What is Home Equity?

If you own a home, after a period of making mortgage payments there will be a portion of your house that converts into equity. This means you own a portion of your home and not the bank. This equity can be withdrawn and used toward whatever you may require financially and this includes paying off debts such as credit cards.

A home loan acts much like a second mortgage, in which a certain amount already paid off on your mortgage is loaned to you for a certain length of time. Once the loan term expires, you make payments plus interests toward the loan.

Why Pay Off Debt Using Home Equity Loans?

You might be wondering if it is better to simply pay at least the minimum required toward a large debt rather than get this type of loan. If you are carrying a balance, especially into the tens of thousands of dollars, it might be prudent to use an equity loan to pay it off.

For the most part, equity loans have a variable interest rate (much like certain mortgages) which tends to be a smaller rate than your credit card may have. This lower interest rate can help you actually pay more toward the principal you owe rather than the added on amounts.

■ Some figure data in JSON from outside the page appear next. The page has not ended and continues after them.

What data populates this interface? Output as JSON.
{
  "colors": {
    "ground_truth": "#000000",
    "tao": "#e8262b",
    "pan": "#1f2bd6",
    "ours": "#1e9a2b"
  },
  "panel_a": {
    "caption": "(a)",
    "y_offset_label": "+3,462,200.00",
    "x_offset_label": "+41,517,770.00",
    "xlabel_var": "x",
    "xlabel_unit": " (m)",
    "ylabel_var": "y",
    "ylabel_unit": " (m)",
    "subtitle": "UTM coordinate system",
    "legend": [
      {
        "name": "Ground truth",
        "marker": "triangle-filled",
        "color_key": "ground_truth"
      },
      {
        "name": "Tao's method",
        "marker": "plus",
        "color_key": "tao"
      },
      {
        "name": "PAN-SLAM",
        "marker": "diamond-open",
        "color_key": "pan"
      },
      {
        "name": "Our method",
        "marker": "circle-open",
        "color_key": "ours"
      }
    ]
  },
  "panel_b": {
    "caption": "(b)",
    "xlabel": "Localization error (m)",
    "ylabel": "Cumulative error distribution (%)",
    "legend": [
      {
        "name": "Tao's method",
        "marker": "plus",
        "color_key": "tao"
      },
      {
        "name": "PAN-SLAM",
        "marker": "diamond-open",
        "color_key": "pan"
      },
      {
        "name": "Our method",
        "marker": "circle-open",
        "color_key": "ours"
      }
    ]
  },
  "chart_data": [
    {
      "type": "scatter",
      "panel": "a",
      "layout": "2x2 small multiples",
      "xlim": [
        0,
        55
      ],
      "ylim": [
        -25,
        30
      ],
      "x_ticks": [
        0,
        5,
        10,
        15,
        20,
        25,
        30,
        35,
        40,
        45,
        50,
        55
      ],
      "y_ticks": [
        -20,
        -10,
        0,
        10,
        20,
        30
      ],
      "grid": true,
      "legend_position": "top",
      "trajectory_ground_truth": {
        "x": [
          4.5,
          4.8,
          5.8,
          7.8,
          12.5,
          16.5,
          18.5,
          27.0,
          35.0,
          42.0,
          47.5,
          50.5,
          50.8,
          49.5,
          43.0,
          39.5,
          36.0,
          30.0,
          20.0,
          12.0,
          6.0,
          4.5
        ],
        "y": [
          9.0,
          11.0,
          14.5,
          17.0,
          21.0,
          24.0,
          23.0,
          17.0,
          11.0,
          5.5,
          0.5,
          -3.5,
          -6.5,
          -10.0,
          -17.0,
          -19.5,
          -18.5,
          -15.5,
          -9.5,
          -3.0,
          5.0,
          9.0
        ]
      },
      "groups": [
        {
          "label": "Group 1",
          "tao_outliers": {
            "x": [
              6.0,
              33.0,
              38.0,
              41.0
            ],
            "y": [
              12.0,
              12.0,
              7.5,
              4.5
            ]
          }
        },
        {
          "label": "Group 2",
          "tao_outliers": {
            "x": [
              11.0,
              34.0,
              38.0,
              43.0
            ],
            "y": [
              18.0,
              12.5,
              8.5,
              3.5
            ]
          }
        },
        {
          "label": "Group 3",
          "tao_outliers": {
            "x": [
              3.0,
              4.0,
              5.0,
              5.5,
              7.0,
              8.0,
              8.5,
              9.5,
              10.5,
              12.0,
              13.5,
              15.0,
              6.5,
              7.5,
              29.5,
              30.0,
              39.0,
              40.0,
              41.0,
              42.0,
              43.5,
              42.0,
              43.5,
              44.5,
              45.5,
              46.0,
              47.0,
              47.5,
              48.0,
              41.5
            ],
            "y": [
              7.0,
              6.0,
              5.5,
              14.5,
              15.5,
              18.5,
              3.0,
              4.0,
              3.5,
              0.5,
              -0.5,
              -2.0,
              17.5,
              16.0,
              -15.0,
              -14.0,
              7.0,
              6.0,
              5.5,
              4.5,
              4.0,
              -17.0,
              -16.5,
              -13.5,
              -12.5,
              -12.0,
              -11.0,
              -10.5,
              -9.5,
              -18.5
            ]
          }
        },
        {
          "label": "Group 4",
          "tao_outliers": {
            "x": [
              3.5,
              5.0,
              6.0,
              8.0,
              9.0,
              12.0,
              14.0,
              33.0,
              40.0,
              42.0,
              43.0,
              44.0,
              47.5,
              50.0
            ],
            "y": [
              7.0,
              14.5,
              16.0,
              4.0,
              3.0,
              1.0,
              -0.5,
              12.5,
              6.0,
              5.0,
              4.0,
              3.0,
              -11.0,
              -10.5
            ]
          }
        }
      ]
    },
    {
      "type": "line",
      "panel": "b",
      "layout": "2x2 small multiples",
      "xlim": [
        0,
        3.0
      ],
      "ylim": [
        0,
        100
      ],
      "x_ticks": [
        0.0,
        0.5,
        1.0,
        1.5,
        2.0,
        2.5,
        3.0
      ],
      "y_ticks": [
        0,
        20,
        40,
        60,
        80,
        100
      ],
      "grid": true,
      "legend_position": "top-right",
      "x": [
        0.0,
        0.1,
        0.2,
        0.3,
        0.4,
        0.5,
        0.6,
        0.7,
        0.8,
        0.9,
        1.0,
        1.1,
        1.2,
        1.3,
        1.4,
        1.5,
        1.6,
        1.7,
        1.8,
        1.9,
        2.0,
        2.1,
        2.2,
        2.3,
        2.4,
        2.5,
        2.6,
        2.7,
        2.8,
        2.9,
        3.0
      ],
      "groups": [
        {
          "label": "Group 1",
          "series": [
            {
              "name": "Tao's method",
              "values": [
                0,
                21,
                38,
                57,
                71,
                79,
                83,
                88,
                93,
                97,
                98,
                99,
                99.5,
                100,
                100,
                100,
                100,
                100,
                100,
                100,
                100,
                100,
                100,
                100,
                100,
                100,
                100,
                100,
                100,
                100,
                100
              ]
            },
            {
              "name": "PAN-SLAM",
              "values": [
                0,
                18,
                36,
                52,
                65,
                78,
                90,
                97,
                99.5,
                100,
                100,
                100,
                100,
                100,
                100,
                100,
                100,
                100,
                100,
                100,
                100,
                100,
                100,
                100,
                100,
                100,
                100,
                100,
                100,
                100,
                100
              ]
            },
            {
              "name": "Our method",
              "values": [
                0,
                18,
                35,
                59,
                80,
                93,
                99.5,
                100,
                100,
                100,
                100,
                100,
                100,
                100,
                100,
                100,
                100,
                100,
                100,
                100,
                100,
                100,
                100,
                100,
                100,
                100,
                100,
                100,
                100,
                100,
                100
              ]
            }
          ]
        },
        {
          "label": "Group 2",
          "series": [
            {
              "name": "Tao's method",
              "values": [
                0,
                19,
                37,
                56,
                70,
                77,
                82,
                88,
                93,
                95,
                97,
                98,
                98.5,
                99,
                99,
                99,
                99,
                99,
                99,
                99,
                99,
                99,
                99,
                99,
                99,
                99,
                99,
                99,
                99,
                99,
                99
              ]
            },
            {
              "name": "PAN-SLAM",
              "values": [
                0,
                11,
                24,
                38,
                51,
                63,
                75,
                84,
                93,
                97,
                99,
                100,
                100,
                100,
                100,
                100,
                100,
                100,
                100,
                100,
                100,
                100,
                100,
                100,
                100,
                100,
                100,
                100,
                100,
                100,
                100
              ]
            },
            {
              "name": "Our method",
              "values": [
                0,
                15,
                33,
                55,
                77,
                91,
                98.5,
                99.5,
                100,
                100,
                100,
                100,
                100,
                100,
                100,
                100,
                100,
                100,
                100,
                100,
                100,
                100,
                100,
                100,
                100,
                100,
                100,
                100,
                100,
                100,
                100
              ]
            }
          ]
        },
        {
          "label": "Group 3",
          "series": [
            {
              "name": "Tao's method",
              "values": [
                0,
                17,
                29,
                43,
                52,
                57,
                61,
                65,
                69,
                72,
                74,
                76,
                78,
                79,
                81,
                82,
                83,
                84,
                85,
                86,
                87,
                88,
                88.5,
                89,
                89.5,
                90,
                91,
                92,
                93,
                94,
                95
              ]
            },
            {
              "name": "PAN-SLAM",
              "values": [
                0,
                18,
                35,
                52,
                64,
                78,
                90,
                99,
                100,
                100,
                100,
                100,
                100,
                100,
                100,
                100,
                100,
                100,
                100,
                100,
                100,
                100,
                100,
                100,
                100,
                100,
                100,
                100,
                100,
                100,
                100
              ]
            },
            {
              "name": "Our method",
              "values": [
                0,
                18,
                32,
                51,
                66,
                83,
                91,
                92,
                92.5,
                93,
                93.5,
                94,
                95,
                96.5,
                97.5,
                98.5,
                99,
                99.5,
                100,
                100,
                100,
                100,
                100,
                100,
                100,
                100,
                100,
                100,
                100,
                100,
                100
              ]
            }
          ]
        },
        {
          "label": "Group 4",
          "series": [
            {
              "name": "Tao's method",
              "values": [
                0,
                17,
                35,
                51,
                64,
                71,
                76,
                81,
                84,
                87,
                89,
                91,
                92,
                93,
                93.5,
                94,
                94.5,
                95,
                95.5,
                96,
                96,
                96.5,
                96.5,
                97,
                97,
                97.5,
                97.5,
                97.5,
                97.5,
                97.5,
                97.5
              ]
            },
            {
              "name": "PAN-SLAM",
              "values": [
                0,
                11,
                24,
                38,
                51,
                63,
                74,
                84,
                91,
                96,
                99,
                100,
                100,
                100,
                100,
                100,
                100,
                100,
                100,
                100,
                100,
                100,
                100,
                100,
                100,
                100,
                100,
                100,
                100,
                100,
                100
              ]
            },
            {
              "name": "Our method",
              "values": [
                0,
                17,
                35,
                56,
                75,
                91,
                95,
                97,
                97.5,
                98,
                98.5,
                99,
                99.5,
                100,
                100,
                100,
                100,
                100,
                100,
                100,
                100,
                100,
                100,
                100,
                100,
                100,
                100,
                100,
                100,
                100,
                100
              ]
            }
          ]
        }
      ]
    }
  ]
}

More Flexibility in Payment Schedule

Unlike other forms of loans, a home equity loan usually has a more flexible repayment schedule. While you will most likely have to pay something each month, the term of the loan may actually be longer than traditional loans. It is also more flexible in terms of borrowing the money to begin with. In most cases, you are able to withdraw a larger amount against the house than you could potentially receive from personal loans.

The Fear of Foreclosure

If you do opt for an equity loan, you might fear foreclosure if you are unable to pay back the loan on time. For most, this is an unfounded fear since they do have the means of paying back what they owe in due time and the length of the loan is usually a great deal longer than other types of loans.